His injunction barred a wide range of agencies and public officials from “urging, encouraging, pressuring, or inducing” social media companies to remove or restrict content covered by the First Amendment’s free speech protections. The judge included exceptions for communications about criminal activity, national security threats, election integrity issues, and other “permissible public government speech.”

The Justice Department on Thursday argued that the terms of the injunction were vague and would leave it up to every individual agency official to have to figure out if certain online speech was or wasn’t constitutionally protected. The government also said it wasn’t clear which federal entities and employees were covered.

“The potential breadth of the entities and employees covered by the injunction combined with the injunction’s sweeping substantive scope will chill a wide range of lawful government conduct relating to defendants’ law enforcement responsibilities, obligations to protect the national security, and prerogative to speak on matters of public concern,” government attorneys wrote.
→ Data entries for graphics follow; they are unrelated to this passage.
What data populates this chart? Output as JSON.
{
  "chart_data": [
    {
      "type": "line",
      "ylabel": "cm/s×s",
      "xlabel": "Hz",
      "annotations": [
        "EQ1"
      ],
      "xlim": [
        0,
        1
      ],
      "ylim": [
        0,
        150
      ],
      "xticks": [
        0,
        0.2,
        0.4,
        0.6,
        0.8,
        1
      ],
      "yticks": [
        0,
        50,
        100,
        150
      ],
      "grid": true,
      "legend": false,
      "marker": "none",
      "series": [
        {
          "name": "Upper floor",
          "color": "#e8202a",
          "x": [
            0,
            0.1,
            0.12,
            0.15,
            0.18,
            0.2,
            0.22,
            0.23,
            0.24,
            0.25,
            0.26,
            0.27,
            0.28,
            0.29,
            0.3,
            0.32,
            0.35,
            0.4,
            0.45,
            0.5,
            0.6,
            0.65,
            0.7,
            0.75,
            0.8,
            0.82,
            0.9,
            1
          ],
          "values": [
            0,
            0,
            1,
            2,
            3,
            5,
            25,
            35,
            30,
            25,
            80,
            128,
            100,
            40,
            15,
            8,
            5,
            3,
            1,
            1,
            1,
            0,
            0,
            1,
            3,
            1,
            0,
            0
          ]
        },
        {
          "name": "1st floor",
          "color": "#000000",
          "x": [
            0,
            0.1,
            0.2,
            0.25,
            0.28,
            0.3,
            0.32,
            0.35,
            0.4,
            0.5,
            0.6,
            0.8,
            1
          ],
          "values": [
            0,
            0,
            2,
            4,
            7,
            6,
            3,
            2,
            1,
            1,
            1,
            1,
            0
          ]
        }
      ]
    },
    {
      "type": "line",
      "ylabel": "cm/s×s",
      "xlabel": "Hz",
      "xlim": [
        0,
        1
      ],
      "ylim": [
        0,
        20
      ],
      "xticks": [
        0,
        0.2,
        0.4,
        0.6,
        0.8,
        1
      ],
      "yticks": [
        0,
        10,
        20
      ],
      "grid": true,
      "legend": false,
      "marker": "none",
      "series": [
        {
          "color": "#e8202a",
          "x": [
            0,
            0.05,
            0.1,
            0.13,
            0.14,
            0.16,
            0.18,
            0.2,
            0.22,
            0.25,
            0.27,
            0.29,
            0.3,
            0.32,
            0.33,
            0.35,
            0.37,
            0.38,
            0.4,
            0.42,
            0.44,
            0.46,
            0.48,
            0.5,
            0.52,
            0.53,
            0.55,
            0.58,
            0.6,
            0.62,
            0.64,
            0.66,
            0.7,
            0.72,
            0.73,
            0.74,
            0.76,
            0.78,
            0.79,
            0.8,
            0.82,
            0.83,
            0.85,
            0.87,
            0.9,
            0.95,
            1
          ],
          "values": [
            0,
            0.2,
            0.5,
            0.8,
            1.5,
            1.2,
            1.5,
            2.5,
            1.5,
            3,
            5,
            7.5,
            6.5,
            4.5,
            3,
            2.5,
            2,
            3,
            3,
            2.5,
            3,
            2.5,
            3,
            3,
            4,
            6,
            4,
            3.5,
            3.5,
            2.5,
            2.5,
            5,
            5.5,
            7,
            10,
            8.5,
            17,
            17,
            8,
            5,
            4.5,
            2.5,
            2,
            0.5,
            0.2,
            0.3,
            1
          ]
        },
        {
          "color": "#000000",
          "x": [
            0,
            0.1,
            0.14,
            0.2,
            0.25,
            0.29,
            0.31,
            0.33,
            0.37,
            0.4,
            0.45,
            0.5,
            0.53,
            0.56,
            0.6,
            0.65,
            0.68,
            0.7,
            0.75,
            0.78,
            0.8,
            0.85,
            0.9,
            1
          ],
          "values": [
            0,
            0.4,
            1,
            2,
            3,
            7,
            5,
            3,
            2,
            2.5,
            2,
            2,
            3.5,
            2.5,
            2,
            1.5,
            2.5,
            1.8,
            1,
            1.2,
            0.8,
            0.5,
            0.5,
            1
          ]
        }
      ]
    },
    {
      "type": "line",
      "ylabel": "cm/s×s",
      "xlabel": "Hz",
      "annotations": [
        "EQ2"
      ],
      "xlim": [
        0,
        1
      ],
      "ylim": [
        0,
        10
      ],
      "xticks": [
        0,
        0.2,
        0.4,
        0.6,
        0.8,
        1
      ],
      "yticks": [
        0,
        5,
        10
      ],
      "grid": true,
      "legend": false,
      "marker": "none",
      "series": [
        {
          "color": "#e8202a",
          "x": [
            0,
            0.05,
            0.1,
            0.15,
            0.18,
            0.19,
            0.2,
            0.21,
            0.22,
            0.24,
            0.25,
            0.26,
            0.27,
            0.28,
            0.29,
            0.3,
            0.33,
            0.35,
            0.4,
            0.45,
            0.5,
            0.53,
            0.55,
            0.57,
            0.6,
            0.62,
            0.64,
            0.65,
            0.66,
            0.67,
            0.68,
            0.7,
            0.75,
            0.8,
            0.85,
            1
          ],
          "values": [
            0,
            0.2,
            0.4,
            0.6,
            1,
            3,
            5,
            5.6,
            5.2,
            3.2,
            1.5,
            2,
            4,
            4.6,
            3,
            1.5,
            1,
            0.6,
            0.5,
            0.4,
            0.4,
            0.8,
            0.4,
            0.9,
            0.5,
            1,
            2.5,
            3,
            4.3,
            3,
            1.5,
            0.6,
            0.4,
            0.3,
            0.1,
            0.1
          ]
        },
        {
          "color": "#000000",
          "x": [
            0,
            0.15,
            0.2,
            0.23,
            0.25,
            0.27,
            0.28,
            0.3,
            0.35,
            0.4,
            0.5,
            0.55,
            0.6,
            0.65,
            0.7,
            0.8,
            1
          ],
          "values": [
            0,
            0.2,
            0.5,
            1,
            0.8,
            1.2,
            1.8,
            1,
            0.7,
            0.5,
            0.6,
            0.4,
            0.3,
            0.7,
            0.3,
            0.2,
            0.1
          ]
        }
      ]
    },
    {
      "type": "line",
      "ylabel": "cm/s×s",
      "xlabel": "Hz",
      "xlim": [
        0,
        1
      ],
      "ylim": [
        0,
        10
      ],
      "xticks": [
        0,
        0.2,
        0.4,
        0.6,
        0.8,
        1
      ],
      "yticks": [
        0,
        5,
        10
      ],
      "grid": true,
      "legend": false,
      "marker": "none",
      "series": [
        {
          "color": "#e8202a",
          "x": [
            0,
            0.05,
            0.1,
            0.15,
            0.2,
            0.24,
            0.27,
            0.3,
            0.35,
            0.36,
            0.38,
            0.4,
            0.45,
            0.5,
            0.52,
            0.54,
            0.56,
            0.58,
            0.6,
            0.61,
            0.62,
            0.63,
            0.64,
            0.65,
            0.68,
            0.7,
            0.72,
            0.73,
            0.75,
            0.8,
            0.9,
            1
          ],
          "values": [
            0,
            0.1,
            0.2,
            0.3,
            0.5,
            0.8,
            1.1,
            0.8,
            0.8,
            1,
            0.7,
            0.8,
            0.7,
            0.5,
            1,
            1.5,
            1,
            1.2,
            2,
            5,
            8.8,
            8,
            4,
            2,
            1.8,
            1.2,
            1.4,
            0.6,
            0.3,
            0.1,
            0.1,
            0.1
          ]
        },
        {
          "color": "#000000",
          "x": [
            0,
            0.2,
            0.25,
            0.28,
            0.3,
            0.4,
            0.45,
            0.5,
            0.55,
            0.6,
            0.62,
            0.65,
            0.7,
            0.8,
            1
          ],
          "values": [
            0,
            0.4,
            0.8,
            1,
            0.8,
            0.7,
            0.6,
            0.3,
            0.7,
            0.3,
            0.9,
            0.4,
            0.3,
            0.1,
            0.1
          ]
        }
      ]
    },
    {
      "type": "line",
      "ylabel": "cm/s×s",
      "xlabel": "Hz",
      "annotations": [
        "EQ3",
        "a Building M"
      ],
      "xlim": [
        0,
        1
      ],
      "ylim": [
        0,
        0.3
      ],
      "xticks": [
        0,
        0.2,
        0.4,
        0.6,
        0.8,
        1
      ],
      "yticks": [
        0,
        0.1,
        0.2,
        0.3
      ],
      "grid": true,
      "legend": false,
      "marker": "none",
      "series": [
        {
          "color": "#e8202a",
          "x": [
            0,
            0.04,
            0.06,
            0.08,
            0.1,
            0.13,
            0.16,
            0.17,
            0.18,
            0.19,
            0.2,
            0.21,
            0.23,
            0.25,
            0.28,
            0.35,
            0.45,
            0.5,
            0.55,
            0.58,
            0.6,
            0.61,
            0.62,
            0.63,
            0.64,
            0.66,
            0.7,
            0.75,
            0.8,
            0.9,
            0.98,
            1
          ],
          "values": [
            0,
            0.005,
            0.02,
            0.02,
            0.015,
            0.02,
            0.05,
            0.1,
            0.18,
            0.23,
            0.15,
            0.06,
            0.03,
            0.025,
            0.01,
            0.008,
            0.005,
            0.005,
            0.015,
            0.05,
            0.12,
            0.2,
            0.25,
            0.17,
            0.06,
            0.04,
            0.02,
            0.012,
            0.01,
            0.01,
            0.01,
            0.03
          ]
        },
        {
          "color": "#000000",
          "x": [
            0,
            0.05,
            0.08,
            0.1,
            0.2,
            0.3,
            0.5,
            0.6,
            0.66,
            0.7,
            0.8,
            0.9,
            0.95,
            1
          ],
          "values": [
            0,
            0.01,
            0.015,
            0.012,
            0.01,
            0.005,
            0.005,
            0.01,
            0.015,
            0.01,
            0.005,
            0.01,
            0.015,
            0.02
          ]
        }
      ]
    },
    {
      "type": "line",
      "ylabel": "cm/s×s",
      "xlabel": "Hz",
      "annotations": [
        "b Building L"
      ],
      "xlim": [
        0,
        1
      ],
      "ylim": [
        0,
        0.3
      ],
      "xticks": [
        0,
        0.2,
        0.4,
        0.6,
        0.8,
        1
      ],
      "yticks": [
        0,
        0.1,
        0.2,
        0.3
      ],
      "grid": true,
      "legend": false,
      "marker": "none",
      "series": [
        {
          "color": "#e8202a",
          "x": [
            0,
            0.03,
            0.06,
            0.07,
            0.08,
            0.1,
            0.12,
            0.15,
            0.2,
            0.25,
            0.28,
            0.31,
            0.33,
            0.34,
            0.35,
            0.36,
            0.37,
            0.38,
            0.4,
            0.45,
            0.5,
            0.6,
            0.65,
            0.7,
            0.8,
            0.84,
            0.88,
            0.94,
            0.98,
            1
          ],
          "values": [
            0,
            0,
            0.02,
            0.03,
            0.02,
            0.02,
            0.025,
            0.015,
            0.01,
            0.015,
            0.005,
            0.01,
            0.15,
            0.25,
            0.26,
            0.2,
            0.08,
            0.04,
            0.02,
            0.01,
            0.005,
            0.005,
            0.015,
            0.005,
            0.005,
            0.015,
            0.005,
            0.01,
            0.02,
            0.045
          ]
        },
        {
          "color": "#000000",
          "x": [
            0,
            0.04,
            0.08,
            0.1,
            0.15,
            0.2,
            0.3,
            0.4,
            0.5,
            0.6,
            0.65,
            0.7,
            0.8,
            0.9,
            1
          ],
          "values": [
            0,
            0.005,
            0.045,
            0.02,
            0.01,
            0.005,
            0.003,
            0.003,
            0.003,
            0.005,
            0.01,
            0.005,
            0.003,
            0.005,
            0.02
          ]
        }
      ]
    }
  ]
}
They added that the plaintiffs — the Republican attorneys general of Missouri and Louisiana and individual users — wouldn’t be harmed by a temporary pause on the injunction since it had already taken the judge a year to rule.

The government noted in its brief that the plaintiffs opposed the request for a stay of Doughty’s order. It asked the judge to rule on its request by noon on Monday in Louisiana.

The case is State of Louisiana v. Biden, 3:22-cv-01213, US District Court, Western District of Louisiana (Monroe).